Gen. Michael Hayden, former director of both the National Security Agency and the CIA, told attendees that U.S. computer networks -- not just government systems, but corporate systems and ordinary citizens' computers -- face layers of threats. While concerns about systematic penetration by nation states such as China, India and Russia are well recognized, that threat primarily is of intellectual property theft.
"We steal stuff, I admit that," he said of U.S. intelligence community efforts, "but we do it to protect citizens, not to get rich."
[ For more info on protecting your systems, see Don't Let 'Spooks' Get Your Cloud Data. ]
More concerning are the emerging threats that want to damage systems, such as the cyber attack against the Saudi Arabian national gas company Aramco. Hayden pointed out that about 35,000 hard drives were wiped clean in that attack.
The emerging new groups of attackers act on a wide range of motives. They are "just mad, mad at the world. Blessedly, they are the least capable right now," Hayden said, but "they may acquire capabilities comparable to nation states and criminals."
Ellen Richey, chief enterprise risk officer for Visa, the global credit card company, said her industry loses about $10 billion every year to theft and fraud. While the industry actively works to strengthen its security measures, law enforcement around the world has not adapted to the new Internet environment.
"We know who some of these big players are, and they are specifically attacking American and western European companies," Richey said. "If someone came and bombed my data center, I presume the government would protect me, but if an enemy country sent hackers to attack me," the company is on its own.
The rules of cyber warfare are evolving slowly as governments and companies around the world work to address these threats, but the concept of "self-defense" does not apply.
"It's illegal to chase bad guys up the wire, even if you have the capability to do so -- it's illegal to shoot back," Mundie said. There is no "self-defense" argument a company can make. These legal limits, and other constraints, make for uneasy relations between government agencies tasked with cybersecurity and the industries that get targeted by hackers.
For instance, Howard Schmidt, former White House cybersecurity coordinator, said, "If you go to small co-ops that provide electric power ... the government almost becomes an enemy because these utilities have done a lot and they're not being recognized. There is a maturity model for the energy sector ... but to constantly say 'the private sector has failed,' makes it very difficult to have a dialogue."

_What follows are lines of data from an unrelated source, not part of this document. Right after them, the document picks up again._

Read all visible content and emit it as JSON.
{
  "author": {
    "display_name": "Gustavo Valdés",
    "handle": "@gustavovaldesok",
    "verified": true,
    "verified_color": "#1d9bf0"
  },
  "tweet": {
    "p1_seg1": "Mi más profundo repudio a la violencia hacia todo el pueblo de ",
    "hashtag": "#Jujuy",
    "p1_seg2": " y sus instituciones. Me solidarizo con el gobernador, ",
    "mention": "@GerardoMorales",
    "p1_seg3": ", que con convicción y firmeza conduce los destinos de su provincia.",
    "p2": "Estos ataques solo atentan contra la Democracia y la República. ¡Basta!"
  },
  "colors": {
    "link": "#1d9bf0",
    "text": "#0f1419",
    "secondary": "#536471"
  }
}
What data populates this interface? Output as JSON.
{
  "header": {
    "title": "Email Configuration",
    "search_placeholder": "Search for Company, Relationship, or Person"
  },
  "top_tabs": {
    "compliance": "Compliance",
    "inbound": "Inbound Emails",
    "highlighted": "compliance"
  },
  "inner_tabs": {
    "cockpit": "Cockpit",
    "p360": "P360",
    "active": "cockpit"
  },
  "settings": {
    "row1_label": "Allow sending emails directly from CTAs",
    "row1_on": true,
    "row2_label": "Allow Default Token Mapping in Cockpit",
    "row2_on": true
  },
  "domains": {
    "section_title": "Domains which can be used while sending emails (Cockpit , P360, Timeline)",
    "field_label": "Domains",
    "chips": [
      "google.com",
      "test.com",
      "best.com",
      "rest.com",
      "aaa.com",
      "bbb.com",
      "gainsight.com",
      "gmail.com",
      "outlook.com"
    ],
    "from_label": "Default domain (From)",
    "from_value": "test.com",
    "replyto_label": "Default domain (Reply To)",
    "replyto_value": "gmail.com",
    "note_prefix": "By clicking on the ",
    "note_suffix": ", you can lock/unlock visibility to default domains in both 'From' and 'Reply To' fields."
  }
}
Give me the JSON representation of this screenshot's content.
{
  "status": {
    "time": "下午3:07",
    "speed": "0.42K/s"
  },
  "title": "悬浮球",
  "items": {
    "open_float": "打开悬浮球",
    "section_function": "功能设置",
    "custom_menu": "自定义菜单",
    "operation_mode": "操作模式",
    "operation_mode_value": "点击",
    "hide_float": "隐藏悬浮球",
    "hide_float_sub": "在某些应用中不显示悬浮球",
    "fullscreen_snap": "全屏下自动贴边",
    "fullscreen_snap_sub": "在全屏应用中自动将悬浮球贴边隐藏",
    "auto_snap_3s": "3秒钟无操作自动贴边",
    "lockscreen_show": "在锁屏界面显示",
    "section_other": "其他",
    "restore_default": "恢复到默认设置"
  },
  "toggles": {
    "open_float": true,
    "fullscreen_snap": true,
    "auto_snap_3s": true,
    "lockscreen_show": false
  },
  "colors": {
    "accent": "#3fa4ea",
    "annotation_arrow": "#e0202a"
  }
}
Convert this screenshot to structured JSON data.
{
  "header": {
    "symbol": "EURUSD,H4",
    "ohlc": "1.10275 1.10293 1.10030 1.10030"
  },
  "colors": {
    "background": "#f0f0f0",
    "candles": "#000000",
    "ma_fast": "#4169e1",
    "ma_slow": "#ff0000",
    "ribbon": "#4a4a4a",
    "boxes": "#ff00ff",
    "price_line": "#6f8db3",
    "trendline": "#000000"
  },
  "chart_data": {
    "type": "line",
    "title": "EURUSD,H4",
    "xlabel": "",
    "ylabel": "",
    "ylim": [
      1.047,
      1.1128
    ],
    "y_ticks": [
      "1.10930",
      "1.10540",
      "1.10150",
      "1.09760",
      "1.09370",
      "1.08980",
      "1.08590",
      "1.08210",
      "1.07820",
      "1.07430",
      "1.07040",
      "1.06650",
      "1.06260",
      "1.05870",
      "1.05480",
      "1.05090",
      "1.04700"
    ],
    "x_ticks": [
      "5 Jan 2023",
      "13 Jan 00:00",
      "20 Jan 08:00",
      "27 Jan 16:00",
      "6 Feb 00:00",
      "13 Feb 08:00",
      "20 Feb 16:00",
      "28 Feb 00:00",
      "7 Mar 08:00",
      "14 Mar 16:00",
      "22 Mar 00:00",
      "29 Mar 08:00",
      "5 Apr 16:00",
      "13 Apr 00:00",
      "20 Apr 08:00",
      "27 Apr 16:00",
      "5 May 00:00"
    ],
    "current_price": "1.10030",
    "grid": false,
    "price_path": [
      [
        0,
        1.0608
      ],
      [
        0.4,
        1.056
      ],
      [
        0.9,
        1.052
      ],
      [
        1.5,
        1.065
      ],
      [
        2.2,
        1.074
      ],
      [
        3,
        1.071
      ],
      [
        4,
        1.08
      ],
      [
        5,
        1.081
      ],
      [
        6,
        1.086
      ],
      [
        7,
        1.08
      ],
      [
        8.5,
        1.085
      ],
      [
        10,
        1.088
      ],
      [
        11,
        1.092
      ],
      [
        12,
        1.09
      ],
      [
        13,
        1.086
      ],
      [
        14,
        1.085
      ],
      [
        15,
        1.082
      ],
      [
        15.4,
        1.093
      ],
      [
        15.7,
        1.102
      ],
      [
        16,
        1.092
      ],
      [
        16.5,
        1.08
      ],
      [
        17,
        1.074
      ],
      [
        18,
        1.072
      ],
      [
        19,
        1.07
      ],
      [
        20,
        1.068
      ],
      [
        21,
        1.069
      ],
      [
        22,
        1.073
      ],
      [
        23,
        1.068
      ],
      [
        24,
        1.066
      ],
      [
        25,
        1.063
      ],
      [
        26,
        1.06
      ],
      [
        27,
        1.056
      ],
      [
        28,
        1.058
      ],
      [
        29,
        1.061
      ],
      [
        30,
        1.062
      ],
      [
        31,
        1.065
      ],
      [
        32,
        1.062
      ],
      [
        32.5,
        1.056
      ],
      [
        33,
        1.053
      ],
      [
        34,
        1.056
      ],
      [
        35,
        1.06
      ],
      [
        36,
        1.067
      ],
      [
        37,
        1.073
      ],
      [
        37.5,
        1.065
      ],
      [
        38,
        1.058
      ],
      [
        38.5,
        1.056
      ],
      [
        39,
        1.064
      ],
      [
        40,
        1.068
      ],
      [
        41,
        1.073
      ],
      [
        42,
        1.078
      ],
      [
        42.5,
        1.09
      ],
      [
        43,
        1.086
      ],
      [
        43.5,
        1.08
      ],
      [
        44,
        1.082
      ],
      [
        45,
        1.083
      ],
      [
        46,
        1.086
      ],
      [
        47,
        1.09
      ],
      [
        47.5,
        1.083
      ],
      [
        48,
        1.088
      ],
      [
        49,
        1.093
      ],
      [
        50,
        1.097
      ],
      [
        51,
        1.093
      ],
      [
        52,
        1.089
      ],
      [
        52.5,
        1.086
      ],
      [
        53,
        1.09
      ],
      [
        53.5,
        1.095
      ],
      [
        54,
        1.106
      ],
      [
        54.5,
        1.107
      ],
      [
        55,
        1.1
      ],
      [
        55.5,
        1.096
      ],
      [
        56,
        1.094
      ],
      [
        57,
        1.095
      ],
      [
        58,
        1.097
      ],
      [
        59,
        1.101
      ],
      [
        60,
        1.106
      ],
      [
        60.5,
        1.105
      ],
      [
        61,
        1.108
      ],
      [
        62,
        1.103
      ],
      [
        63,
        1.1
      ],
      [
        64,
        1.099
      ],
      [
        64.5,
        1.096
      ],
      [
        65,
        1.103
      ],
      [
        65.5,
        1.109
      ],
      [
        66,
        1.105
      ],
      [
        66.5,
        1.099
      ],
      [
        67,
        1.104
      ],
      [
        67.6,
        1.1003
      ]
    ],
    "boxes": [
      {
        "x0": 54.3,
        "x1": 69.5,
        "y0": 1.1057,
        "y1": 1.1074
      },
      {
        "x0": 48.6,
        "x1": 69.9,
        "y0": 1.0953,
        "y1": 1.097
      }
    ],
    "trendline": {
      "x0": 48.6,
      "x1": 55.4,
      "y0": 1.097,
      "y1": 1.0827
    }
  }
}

Rather than simply lamenting the state of affairs, the panelists suggested repeatedly that good computer hygiene -- firewalls, prompt software upgrades and patch management, two-factor identification, limiting administrative permissions, and other fundamentals of cybersecurity -- would address 80% of the threats faced by computer users and networks, whether in the public or private sector. This would allow cyber resources to be dedicated to the all-important 20% of threats, from new zero-day exploits to threats against critical infrastructure such as the electrical grid.
To that end, Jane Lute, former deputy secretary at the Department of Homeland Security and now president and CEO of the Council on Cyber Security, said her organization is going to convene the first meeting of law enforcement officials from around the world to discuss cybersecurity and threats.
"Can we prioritize cyber intrusions ... as a diplomatic priority?" she said. "Quite frankly, the business sector has been slow off the mark. They need to be incentivized. Good business practice isn't an incentive, the protection of people's privacy isn't an incentive."